Two nights ago, when he came home, he held her tight. Apologised for being late again. Then he drank two shots of his favourite tipple, tequila.

Sarah shuddered. She hated that little dead worm inside the bottle. Over dinner, she listened to David talking about his day at the Travis Clinic and yet another emergency call he had to attend to at the end of the afternoon.

Then Sarah remarked as they cleared away the dishes, ‘I found a rhododendron blossom in your jeans pocket.’

He smiled and said, ‘Don’t know how that got there.’

Today at five o’clock, leaving the hospital where she worked, she drove to nearby Norwood Country Park. Spotting David’s empty car, she parked up alongside it. Then she walked the route they used to follow in the early days and, ten minutes later, she came upon familiar splashes of reds and pinks.

After a pause, she continued up a slight incline and, on reaching the top, looked through a mesh of lush foliage and saw their naked bodies entwined. But what she remembers most is her own awful wailing which seemed to go on forever.

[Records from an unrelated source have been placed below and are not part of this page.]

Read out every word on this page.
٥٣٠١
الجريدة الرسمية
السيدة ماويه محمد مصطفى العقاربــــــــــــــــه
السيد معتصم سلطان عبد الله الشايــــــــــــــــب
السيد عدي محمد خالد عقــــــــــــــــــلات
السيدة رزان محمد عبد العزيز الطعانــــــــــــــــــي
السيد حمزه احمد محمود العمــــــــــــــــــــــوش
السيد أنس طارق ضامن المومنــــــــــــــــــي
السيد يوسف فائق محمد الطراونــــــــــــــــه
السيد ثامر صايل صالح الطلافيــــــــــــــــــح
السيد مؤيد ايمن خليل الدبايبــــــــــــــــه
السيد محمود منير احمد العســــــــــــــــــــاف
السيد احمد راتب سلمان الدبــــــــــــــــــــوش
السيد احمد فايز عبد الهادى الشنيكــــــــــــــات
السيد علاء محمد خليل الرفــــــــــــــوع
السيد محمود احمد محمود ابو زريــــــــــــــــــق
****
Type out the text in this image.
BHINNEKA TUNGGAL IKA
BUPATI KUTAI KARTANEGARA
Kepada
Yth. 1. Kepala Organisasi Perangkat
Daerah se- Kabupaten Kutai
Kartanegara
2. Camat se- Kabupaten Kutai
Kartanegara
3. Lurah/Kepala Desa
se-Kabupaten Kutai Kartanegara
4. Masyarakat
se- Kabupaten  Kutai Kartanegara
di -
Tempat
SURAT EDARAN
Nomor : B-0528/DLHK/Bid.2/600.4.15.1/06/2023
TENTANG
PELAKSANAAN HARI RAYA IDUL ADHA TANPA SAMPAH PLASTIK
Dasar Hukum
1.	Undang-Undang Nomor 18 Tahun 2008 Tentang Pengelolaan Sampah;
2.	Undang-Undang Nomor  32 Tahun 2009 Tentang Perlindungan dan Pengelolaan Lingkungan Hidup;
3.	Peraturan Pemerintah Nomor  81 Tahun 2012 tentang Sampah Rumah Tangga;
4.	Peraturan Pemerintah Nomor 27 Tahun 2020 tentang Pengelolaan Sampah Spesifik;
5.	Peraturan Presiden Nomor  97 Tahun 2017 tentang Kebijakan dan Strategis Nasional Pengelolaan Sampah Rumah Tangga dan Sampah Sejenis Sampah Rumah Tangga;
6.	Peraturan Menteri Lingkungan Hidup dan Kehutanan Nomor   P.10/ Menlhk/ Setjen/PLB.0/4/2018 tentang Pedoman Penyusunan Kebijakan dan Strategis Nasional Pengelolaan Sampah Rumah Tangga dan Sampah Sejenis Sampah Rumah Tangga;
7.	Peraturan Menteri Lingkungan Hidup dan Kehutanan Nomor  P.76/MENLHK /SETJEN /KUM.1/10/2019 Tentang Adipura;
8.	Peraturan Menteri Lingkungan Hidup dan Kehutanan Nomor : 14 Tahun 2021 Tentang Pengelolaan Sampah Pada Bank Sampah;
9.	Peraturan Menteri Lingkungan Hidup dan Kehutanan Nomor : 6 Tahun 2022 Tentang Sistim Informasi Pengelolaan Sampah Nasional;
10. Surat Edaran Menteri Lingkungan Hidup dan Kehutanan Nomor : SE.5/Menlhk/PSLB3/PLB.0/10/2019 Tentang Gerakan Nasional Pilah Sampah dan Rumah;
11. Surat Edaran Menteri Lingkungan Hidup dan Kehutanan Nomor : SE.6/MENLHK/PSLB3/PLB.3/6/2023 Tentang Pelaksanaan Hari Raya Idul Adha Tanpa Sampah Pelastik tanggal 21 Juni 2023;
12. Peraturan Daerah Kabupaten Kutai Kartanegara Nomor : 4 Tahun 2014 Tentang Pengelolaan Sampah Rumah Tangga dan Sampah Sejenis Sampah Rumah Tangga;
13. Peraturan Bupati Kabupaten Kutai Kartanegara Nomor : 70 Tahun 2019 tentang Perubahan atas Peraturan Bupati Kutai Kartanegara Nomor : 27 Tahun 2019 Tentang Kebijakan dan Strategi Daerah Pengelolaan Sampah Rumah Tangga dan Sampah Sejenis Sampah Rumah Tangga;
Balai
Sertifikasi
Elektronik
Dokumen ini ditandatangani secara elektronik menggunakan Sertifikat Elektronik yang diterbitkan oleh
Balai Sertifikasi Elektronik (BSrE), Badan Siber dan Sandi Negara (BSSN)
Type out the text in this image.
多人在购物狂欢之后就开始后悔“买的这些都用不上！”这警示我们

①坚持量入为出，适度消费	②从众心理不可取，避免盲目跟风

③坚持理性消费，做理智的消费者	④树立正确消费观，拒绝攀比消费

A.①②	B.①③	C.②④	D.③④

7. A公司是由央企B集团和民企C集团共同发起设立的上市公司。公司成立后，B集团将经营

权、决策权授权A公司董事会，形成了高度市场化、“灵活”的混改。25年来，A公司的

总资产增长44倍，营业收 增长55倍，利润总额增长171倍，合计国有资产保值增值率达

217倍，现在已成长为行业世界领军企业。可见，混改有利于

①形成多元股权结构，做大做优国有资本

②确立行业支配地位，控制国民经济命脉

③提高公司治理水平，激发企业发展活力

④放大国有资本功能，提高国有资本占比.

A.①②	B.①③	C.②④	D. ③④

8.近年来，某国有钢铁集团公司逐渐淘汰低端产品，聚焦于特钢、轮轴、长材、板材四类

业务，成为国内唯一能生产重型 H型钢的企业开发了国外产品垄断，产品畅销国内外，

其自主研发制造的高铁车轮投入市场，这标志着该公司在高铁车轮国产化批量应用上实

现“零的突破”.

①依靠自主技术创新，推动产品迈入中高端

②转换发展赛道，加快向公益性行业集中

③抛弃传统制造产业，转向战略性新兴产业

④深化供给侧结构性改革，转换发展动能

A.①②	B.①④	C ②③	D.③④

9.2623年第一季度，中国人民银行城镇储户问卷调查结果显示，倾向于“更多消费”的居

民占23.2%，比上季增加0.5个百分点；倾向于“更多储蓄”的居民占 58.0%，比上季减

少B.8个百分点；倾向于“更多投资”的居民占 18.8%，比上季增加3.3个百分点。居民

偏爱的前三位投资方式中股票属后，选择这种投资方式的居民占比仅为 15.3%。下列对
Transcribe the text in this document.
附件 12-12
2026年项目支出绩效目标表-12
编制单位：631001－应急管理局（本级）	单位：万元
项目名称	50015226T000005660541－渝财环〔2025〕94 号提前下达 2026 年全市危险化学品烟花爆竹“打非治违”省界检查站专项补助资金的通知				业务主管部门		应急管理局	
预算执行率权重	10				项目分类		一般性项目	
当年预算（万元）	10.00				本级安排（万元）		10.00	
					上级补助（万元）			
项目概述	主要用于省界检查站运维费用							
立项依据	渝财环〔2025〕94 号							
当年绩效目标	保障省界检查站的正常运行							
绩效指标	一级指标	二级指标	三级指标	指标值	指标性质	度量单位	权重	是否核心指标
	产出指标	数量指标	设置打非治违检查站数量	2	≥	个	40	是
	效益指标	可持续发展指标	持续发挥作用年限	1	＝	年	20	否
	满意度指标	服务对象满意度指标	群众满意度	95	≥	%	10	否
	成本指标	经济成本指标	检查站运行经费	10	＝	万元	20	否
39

‘The lady’s bleeding.’ A child’s voice jerks her back to the present and the gentle, rocking motion of the bus she’s travelling in. Smiling at the small boy looking over the top of his seat, she pulls her coat around her, concealing the dark spread of dried blood on her nurse’s uniform.

Placing a protective hand over her bag, she finds solace with the thought that David’s heart, wrapped in foil, will always remain with her but that insidious tequila worm she’s always despised now lies under the tongue of his dead lover.